One year after presidential elections: Tens of thousands detained, thousands tortured and hundreds injured
On August 9, 2020, Belarusian citizens came to the polls to vote in the presidential elections. What followed was the worst human rights crisis in the country’s short history of independence. Here are the harrowing figures Viasna has gathered to highlight the scale of repression since the beginning of the election campaign last spring.
According to the latest report by the Investigative Committee, more than 4,690 criminal cases have been opened in Belarus to target persons involved in “manifestations related to illegal mass events, riots, protests, encroachment on state sovereignty and public safety, deliberate destruction and damage to property, violence and threats of violence against officials and members of their families.”
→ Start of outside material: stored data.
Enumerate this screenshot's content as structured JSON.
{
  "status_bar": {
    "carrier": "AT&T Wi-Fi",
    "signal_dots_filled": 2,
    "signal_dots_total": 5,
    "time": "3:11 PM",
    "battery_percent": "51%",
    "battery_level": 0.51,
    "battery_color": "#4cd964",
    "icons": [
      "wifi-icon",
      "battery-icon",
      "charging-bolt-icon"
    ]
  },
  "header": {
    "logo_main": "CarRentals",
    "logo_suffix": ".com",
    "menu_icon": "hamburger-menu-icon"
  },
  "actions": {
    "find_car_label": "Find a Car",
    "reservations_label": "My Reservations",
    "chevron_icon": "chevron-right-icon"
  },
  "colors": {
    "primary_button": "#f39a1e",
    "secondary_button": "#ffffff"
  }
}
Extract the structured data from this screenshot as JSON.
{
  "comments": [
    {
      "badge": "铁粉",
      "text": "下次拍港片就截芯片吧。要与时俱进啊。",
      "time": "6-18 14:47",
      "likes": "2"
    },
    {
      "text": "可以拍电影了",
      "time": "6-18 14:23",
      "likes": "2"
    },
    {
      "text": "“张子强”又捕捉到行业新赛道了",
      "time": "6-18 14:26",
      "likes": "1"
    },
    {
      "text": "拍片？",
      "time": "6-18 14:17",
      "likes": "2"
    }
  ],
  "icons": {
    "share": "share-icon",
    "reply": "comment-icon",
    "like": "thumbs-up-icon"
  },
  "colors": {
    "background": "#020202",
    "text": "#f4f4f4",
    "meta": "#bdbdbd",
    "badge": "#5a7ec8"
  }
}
As of August 9, 2021, we know the names of more than 1,450 individuals involved in political criminals cases (we do not publish the names of some of them at their request).
We are aware of more than 800 court rulings in politically motivated criminal trials.
610 people have been recognized as political prisoners. The list is far from being final.
Seven Viasna activists are in prison.
Over 35,000 people have been detained since August 9, 2020.
Between July 28, 2020 and July 28, 2021, 3,906 persons were fined for participating in “unauthorized activities” or “disobedience to the police”. In total, they paid at least 2,678,555 rubles in fines.
As a result of the actions of security officers, hundreds of people were injured and wounded. At least two demonstrators were killed (Aliaksandr Taraikouski and Henadz Shutau). One more protester, Aliaksandr Vikhor, died after he was denied medical care. The deaths of several more people may be related to the protests.
Political prisoner Vitold Ashurak died in prison under uncertain circumstances.
4,644 allegations of torture by security forces were received. No criminal investigations have been opened to prosecute the perpetrators of torture. More than 1,050 victims were not allowed to demand prosecution in torture-related cases.
In a separate case, the authorities opened a formal investigation into the death of protester Raman Bandarenka.
Despite the shocking numbers, detentions of our fellow activists and the ongoing attacks on the country’s civil society, Viasna will continue to help Belarusians defend their rights.